Generic thrillers are a dime a dozen, and Hide and Seek is yet another addition to this lengthy genre tag. Production quality is high for a movie that slides neatly into methodically-choreographed cliches. Jonathan Rhys Meyers plays Noah, a wealthy businessman hunting for his missing junkie brother. Their father having recently passed, Noah is seeking his brother to share the family fortune. Driven down a path of mysteries and curiosities, Noah is ensnared in a dark underworld. Noah’s sanity hangs in the balance, and murder swirls through the air. One thing is for sure, one will never hear that age-old “London Bridge is Falling Down” nursery rhyme quite the same…
Frustratingly, Hide and Seek flirts with horror but fails to fully embrace it. Had the script gone full-tilt terror and thrills, we could be looking at a mildly successful throwback with the crumbling apartment building being the perfect setting. The derelict locale is deliciously perfect, with the Queens setting adding the extra layer of edge. Instead, a watered-down Kiss the Girls was on the menu. Regardless of this obvious misstep, the killer’s outfit is that of an eerie motorcycle-helmet freak and is easily my favorite visual. The closest look of the killer would be that of Brenda’s puffy Parka costume in 1998’s Urban Legend. The mystery around the identity of the killer actually had me invested, before serving up an underwhelming unmasking that feels like an afterthought.

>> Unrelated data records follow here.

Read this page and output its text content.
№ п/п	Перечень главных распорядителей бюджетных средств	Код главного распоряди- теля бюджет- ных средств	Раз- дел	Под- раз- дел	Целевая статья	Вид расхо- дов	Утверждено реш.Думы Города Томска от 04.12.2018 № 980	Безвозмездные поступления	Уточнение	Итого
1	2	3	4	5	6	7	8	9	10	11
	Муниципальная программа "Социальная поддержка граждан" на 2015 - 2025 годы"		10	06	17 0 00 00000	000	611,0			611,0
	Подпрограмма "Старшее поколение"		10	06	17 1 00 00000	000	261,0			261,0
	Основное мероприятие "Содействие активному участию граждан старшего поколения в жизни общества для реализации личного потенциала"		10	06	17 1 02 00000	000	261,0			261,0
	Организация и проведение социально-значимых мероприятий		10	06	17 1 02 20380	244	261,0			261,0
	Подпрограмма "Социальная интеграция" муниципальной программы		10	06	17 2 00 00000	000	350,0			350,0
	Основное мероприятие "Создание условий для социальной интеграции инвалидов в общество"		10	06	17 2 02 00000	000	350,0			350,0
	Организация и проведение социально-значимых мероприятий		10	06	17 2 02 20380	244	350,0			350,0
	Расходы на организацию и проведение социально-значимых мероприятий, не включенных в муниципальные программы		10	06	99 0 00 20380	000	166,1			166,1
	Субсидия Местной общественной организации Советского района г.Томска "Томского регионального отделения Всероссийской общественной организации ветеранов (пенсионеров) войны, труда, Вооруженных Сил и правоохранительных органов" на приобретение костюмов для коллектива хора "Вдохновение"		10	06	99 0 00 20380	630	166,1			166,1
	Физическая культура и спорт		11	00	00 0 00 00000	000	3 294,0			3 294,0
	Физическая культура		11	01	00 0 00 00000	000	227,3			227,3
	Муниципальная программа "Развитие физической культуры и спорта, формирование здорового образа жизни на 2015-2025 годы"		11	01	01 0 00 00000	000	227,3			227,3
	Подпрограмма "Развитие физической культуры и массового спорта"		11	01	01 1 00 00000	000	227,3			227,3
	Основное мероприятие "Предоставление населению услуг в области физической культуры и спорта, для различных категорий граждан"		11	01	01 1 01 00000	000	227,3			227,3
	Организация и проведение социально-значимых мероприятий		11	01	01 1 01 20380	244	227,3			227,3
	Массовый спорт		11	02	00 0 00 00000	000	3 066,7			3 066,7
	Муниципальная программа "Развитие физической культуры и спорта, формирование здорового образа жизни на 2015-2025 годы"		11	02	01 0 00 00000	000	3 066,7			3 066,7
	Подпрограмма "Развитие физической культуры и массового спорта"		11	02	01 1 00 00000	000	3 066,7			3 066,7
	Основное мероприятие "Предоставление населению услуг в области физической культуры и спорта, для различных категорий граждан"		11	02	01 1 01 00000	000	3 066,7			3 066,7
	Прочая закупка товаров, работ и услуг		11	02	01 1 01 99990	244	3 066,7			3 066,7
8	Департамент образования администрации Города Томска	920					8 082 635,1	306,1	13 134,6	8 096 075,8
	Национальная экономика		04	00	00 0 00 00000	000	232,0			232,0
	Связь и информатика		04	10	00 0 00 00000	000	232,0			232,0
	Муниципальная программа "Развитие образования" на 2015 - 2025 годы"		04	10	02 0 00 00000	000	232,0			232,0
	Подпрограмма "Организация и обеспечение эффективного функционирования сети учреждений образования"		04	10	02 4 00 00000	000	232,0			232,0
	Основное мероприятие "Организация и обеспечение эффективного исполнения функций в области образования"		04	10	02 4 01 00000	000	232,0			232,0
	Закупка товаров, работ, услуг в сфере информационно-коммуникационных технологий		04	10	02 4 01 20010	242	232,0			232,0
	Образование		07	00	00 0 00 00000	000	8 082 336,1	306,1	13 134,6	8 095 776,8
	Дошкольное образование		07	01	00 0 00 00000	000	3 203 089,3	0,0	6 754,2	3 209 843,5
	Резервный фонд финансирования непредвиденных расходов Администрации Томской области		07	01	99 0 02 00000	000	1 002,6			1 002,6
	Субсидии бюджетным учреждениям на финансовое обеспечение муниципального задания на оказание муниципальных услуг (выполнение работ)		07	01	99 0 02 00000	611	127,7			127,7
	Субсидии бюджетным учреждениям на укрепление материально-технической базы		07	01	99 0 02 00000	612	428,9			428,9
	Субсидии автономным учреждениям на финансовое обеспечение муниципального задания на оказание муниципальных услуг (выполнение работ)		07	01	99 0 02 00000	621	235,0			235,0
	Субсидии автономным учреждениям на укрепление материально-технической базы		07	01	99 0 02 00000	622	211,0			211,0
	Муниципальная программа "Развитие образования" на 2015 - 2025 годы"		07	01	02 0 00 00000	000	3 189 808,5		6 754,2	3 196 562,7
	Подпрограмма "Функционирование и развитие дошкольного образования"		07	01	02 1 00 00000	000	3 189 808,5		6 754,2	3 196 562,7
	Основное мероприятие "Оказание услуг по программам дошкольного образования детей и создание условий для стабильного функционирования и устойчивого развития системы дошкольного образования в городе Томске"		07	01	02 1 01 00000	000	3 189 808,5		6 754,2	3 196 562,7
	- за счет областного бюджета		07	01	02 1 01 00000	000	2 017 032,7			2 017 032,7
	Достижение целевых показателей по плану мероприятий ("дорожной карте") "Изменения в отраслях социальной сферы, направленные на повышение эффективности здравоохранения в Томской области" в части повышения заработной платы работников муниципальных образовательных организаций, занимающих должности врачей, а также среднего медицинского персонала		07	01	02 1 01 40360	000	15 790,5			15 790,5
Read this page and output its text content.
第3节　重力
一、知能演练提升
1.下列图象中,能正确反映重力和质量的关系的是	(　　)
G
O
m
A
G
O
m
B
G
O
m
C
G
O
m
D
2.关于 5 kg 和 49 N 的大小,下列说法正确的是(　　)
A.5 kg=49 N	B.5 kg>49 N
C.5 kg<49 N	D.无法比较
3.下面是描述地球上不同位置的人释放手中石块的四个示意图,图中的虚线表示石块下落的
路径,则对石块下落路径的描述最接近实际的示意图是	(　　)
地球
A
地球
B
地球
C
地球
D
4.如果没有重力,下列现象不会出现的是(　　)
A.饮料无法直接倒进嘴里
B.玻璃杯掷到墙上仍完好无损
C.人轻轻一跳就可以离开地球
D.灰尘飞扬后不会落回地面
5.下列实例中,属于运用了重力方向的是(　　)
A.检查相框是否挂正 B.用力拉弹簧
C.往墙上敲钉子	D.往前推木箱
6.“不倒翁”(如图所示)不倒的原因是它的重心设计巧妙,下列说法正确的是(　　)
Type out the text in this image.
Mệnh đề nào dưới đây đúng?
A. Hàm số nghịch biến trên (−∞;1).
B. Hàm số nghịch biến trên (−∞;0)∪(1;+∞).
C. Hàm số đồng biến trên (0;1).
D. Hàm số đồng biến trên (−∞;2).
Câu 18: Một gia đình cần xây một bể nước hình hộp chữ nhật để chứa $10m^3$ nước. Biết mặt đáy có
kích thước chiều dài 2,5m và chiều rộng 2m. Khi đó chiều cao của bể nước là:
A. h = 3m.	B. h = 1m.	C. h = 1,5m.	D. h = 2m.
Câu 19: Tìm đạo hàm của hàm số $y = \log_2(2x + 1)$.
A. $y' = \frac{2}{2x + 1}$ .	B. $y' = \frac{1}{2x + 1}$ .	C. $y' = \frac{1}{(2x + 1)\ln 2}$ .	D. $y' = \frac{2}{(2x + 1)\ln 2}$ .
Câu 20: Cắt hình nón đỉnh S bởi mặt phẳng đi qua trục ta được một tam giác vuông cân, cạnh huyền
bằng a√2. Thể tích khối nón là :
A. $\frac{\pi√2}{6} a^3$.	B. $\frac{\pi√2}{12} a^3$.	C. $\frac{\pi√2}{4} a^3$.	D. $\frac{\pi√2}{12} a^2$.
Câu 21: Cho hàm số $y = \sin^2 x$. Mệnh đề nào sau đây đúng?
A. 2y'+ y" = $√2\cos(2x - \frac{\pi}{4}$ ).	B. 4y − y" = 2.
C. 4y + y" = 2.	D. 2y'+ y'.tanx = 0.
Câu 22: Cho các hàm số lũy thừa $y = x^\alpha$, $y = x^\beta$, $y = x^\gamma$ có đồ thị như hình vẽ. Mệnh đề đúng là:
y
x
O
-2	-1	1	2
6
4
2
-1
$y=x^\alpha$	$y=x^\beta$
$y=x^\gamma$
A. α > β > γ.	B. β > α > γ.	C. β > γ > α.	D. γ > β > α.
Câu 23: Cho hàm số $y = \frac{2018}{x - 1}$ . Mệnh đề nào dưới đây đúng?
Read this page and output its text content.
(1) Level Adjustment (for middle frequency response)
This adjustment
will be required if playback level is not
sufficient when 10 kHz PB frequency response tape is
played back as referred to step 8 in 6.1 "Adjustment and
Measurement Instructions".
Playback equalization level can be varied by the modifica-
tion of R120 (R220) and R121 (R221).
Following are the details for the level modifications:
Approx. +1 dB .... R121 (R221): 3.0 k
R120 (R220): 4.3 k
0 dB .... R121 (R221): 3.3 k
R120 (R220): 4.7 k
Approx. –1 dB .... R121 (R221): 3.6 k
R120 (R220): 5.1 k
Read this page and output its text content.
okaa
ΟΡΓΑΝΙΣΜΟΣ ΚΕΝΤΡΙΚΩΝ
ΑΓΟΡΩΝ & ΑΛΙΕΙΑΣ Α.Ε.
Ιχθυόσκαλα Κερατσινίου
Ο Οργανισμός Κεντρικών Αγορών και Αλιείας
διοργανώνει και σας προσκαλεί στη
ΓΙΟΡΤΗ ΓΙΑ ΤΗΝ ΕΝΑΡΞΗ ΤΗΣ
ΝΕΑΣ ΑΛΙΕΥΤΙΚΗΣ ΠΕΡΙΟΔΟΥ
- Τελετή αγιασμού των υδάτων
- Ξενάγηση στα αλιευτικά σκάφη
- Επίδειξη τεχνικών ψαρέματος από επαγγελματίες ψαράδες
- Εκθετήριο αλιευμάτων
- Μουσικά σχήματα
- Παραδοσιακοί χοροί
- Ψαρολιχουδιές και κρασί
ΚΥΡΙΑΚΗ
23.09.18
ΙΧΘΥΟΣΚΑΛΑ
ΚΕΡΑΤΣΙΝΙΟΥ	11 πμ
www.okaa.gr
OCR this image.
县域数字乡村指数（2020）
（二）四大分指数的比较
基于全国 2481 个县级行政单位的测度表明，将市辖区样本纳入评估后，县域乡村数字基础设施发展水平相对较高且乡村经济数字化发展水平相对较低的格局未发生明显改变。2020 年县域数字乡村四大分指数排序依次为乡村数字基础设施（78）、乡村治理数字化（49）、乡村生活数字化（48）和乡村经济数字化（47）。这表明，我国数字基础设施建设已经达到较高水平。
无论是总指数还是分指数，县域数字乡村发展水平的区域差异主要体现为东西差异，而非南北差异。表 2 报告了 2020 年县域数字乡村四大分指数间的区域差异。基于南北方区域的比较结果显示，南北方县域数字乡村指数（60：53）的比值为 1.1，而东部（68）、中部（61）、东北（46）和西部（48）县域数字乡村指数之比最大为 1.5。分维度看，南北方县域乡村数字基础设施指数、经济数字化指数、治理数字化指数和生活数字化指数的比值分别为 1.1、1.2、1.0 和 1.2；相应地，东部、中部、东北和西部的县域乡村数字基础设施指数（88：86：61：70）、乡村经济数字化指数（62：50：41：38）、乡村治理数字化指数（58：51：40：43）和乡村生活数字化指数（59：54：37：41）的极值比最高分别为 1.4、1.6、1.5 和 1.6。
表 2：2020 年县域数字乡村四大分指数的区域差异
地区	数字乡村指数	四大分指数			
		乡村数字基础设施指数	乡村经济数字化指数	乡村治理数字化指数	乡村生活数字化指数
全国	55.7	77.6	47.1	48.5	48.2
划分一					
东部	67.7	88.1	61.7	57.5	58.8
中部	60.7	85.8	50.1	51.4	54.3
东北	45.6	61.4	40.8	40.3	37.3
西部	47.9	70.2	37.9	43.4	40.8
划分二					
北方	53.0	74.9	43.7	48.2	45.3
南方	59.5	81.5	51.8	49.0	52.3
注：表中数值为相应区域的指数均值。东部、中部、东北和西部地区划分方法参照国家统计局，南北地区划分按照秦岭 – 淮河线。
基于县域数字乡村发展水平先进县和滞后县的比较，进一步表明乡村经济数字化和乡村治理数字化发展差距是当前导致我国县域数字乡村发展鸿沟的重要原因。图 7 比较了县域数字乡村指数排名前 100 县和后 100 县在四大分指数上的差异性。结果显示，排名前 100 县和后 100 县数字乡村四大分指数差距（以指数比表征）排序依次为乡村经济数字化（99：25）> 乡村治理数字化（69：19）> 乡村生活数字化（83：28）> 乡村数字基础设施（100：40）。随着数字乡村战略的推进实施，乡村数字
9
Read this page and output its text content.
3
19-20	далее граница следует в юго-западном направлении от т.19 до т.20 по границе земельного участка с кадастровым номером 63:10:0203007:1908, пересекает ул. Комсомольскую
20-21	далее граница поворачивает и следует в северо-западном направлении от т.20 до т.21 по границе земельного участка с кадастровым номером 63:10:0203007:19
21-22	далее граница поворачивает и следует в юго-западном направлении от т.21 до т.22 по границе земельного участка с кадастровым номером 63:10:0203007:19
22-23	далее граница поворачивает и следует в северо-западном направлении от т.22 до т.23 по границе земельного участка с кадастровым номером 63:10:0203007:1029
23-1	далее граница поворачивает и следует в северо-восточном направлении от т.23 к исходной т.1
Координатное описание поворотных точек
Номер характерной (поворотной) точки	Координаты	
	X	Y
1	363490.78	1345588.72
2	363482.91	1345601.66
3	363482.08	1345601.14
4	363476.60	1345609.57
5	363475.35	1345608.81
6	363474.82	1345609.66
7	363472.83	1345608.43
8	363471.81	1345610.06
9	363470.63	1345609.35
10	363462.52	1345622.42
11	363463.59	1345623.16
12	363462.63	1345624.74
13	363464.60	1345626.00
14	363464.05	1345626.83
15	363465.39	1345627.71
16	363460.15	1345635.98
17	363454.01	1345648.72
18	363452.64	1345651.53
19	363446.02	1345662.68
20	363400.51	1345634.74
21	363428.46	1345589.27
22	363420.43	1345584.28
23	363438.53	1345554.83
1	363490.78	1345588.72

Colorful and stylish cinematography do a decent job in making the viewer forget how predictable this all feels. Joel David Moore may be just as good of a director as he is an actor; I cannot wait to see what he does next. The score pumps it up a smidgen too. Even if it fails to go the extra mile, the lead character played by Jonathan Rhys Meyers is compelling at least. The recurring nightmares, however, quickly grow stale. Once the script puts children in peril, it soars to thrilling highs that are unparalleled in the first two acts. Hide and Seek had a long way to go in terms of being an actual good thriller, but the fumbling of the killer’s unmasking makes the conclusion into a feature difficult to recommend.
Hide and Seek comes to digital and on demand on Friday, November 19th.